West ist ein sehr sympathischer junger Mann. Früher war er mal ein Außenseiter, bis ihn Mike eines Tages ganz selbstverständlich akzeptiert und in seine Kreise aufgenommen hat. Er liebt seine Freundin Allie von ganzem Herzen, obwohl sie ihn schon einmal verlassen hat. Er ist ein ganz normaler Teenager, aber seine Gedanken entwickeln in seiner Zeit im Krankenhaus immer mehr Tiefe... Denn er hat ja außer Nachdenken nichts zu tun, und so lernt er sich nach und nach wirklich selber kennen und begreift, was für ihn im Leben wichtig ist.
Allie und Mike bleiben dabei eher am Rand des Geschehens. Allie besucht West nur selten und kann nur schlecht mit der Situation umgehen, aber so richtig lernt man sie als Leser gar nicht kennen. Mike tut sein Bestes: er bringt Musik für West mit und redet mit ihm, und man merkt deutlich, wie wichtig West für ihn ist. West glaubt, Mike habe ihn aus seinem Leben als Außenseiter gerettet, aber so nach und nach wird klar, dass die Freundschaft auch Mikes Leben verändert hat.
Wests Mutter tut ebenfalls ihr Bestes, aber ihre Besuche werden immer kürzer, denn sie hat einfach keine Kraft mehr. Und Wests Vater kann es nicht ertragen, seinen Sohn so zu sehen. Die beiden streiten sich darüber, ob West eine riskante Operation bekommen soll: sie könnte wahnsinnige Fortschritte für ihn bedeuten, aber auch tödlich enden...
Olivia ist neben West der zentrale Charakter.

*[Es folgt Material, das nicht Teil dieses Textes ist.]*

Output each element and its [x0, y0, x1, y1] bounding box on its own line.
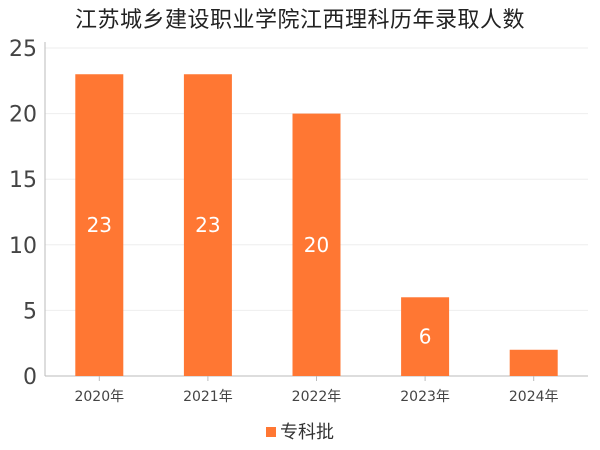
bar	[292, 113, 341, 376]
data-label: 20	[304, 233, 329, 257]
bar	[401, 297, 450, 376]
bar	[75, 74, 124, 377]
legend: 专科批	[0, 418, 600, 444]
y-tick-label: 15	[9, 168, 37, 193]
y-tick-label: 10	[9, 234, 37, 259]
data-label: 23	[195, 213, 220, 237]
x-tick-label: 2024年	[509, 389, 559, 405]
chart-title: 江苏城乡建设职业学院江西理科历年录取人数	[74, 8, 525, 33]
y-tick-label: 20	[9, 103, 37, 128]
data-labels: 23 23 20 6	[87, 213, 432, 349]
legend-label: 专科批	[280, 422, 334, 443]
data-label: 6	[419, 325, 432, 349]
legend-swatch	[266, 427, 276, 437]
x-tick-label: 2023年	[400, 389, 450, 405]
data-label: 23	[87, 213, 112, 237]
y-tick-label: 5	[23, 299, 37, 324]
bar	[509, 349, 558, 376]
y-tick-label: 25	[9, 37, 37, 62]
y-tick-label: 0	[23, 365, 37, 390]
bars	[75, 74, 558, 377]
bar	[183, 74, 232, 377]
x-tick-label: 2022年	[292, 389, 342, 405]
tick-labels: 0 5 10 15 20 25 2020年 2021年 2022年 2023年 2024年	[9, 37, 559, 405]
x-tick-label: 2021年	[183, 389, 233, 405]
x-tick-label: 2020年	[74, 389, 124, 405]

Sie sagt immer klar heraus, was sie denkt, und das wirkt manchmal doch etwas gemein und gedankenlos - wie dieser Kommentar, den ich oben schon erwähnt habe. Aber im Laufe des Buches habe ich ihre Ehrlichkeit schätzen gelernt, und so nach und nach lernt man als Leser auch ihre verletzliche Seite kennen. Sie ist schon eine lange Zeit im Krankenhaus und wird mit Flüssignahrung künstlich ernährt. 38 Kilo habe sie mal gewogen, vertraut sie West bei ihrer ersten Begegnung an.

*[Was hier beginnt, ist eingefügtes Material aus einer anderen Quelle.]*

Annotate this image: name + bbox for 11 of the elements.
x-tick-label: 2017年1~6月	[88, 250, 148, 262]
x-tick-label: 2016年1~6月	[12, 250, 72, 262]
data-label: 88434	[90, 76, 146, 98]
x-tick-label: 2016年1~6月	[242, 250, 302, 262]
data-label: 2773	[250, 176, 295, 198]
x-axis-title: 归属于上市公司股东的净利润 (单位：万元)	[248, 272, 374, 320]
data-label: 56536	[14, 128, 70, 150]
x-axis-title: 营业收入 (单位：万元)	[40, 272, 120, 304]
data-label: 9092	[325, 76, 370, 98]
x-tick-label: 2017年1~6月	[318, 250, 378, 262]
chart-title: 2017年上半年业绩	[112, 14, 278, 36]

Allerdings sagt sie manchmal auch Dinge, die ich sehr egoistisch von ihr fand. Aber dazu möchte ich hier noch nicht zu viel sagen, denn das würde einiges verraten! Irgendwie konnte ich sie verstehen, aber irgendwie auch nicht...
Apropros verraten: es gibt gegen Ende eine Enthüllung, die ich kommen sehen habe. Zuerst war ich darüber etwas enttäuscht und habe mir gedacht: hätte die Autorin das nicht besser verstecken können? Aber dann habe ich mich gefragt, ob es wirklich so schlimm ist, diese Sache schon viel früher als West zu begreifen, und die Antwort ist nein. Denn der Reiz der Geschichte lag für mich vor allem im Psychologischen: darin, wie West mit dieser extremen Situation umgeht, und wie die Menschen um ihn herum reagieren.
Liebe spielt eine große Rolle in diesem Buch: die Liebe, die West für die Menschen in seinem Leben empfindet und sie für ihn, und immer mehr auch seine Gefühle für Olivia... Als ich den Klappentext gelesen habe, war ich erst skeptisch: wie kann sich ein Mädchen zu einem Jungen hingezogen fühlen, der nicht mal mit ihr reden kann? Aber es macht Sinn, man kann es nachvollziehen und glauben, und dabei driftet es nicht in zuckersüßen Kitsch ab.
Den Schreibstil fand ich sehr angenehm: West erzählt uns die Geschichte aus seiner Perspektive, und das wirkte auf mich sehr echt und berührend.
Zusammenfassung:
Ein nachdenkliches Jugendbuch der leisen Töne. Der junge West findet nach einem traumatischen Erlebnis nach und nach zurück ins Leben - und dabei eine unerwartete Liebe, die kein bisschen kitschig ist. West und Olivia sind wunderbare Protagonisten, über die ich immer sehr gerne gelesen habe, und das Ende hat mich überrascht: einerseits ein wenig verstörend, andererseits eigentlich das einzige mögliche Ende... Mir hat das Buch sehr, sehr gut gefallen!